Being away from campus during the shutdowns affected the way she envisioned doing her job, especially at a smaller institution with just 2,500 students that prized its ties to the area and region. She ultimately decides that holding an inauguration ceremony “was a key priority.”

“I know what these ceremonies could signal, because let’s face it, it was very hard to build relationships when I first got here. We were cheated out of the opportunity to build relationships the way that we usually do.”

Elam said administrators considered canceling the ceremony “at several points” but decided that it was a crucial next step for the institution.

“It was never about just the president—it was about the university and the new chapter it was undergoing,” he said. “It was for the community to celebrate the joy of making it through to here. It’s an event that’s a ritual, but the symbolism and the meaning of it run potentially deeper. Things matter a bit more; you think about things a lot more. People had experienced things they hadn’t before.”

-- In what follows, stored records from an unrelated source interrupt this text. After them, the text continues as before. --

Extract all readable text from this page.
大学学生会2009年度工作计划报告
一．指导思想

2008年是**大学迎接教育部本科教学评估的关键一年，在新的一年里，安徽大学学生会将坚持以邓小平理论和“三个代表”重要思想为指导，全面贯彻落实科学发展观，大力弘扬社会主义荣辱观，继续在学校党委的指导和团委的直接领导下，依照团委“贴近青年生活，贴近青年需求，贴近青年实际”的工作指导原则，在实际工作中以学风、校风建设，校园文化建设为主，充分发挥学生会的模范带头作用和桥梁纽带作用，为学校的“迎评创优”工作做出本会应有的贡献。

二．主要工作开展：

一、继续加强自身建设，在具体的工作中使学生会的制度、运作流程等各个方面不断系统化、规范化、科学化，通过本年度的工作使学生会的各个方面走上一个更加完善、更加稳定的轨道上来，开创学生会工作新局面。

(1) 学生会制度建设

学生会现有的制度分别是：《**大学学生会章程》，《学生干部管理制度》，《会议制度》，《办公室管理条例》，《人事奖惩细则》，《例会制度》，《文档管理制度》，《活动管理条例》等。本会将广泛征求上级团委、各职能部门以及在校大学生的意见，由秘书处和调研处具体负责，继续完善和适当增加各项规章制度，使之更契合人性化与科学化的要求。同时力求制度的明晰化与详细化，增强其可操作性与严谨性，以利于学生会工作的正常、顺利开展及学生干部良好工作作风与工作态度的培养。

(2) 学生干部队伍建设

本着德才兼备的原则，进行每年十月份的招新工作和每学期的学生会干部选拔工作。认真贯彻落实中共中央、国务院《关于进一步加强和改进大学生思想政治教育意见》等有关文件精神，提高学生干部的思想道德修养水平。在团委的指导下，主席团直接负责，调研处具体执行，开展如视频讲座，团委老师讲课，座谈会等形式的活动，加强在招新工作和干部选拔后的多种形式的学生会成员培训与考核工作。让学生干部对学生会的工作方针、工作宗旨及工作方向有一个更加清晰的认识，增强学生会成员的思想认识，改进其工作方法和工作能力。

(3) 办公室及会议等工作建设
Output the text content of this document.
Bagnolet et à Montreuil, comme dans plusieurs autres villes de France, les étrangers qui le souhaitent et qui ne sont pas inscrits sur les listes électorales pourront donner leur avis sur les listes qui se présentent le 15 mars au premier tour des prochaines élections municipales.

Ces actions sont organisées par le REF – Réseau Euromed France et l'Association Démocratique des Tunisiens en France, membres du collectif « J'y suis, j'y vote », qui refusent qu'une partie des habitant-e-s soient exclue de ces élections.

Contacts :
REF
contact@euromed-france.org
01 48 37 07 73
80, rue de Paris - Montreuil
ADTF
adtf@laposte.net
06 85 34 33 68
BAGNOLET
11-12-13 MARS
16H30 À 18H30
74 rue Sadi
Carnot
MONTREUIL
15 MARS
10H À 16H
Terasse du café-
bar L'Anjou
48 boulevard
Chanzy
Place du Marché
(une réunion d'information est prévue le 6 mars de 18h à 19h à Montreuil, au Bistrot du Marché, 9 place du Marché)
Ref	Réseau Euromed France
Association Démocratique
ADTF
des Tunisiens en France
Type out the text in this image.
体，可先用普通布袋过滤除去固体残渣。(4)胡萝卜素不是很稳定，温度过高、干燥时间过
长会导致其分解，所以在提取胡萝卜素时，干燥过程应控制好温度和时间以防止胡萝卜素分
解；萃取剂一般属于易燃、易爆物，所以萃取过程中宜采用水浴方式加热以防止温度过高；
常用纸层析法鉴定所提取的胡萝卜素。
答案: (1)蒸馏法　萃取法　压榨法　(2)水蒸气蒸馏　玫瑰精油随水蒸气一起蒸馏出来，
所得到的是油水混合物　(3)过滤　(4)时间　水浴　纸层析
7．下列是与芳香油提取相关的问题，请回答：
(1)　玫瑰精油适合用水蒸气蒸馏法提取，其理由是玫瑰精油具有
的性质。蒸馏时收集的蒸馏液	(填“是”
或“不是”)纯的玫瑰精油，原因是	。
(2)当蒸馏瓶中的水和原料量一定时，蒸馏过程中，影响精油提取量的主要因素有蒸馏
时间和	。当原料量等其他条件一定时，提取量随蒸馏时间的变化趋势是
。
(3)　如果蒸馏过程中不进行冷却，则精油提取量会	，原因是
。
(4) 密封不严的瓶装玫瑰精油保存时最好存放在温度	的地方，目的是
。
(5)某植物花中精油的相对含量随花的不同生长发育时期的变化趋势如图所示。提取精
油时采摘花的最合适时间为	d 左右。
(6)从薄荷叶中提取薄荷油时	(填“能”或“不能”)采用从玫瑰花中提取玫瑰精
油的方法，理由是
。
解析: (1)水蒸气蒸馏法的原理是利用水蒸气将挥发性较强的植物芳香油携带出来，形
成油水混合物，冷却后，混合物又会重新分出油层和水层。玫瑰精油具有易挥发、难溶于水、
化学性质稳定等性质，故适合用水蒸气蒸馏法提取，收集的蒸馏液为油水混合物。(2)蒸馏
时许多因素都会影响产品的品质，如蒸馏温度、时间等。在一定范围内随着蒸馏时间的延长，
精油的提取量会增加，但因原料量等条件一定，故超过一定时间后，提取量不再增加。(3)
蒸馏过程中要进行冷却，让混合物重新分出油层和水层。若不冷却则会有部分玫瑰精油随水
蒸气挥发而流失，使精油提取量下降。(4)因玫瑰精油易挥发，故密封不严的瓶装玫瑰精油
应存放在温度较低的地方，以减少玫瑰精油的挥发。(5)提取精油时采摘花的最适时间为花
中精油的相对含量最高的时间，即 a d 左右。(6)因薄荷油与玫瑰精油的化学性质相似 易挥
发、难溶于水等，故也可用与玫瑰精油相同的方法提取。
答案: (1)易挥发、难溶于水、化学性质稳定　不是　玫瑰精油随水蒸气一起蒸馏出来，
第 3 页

Other presidents noted that inaugurations also serve an important purpose for delivering messages about the value and direction of their individual institutions.

They had to be done “at the right time, in the right place and in the right way,” Wente said, adding that if another wave of COVID had swept through this semester, “I would not have felt hesitant in delaying it again— or coming up with another alternative.”

Chesney, the Clarke College president, did his best to emphasize an alternative way for the campus, “a first-name-basis institution,” to celebrate. He made it clear he wanted an informal ceremony open to everyone.

“No regalia, open seating, casual dress—the entire focus of our event will be on the campus and our community,” he said.

He also invited nearby residents to walk in, no tickets or invitations required.

“We were sending students home to learn remotely. Then to say, ‘Let’s do this inauguration thing now’—it was so not right.”

He calls it an “un-nauguration.” The extra months of learning the job, he said, were “something I took notes to myself on that I will use now. We didn’t need that even to remind us of who we are as a community, what it means to be here now and what it will mean moving forward.”

Inaugurations are usually held early in a new presidency, “and they can only be aspirational, a look forward,” he said. “I have the benefit of looking back. It’s a bonus in a kind of way—not one I would recommend.”

Wente said the delay helped her plan for Wake Forest as well: “It’s kind of a silver lining. I have a much more mature assessment of where we stand, and I’m surrounded by more of a team that I know so much better.”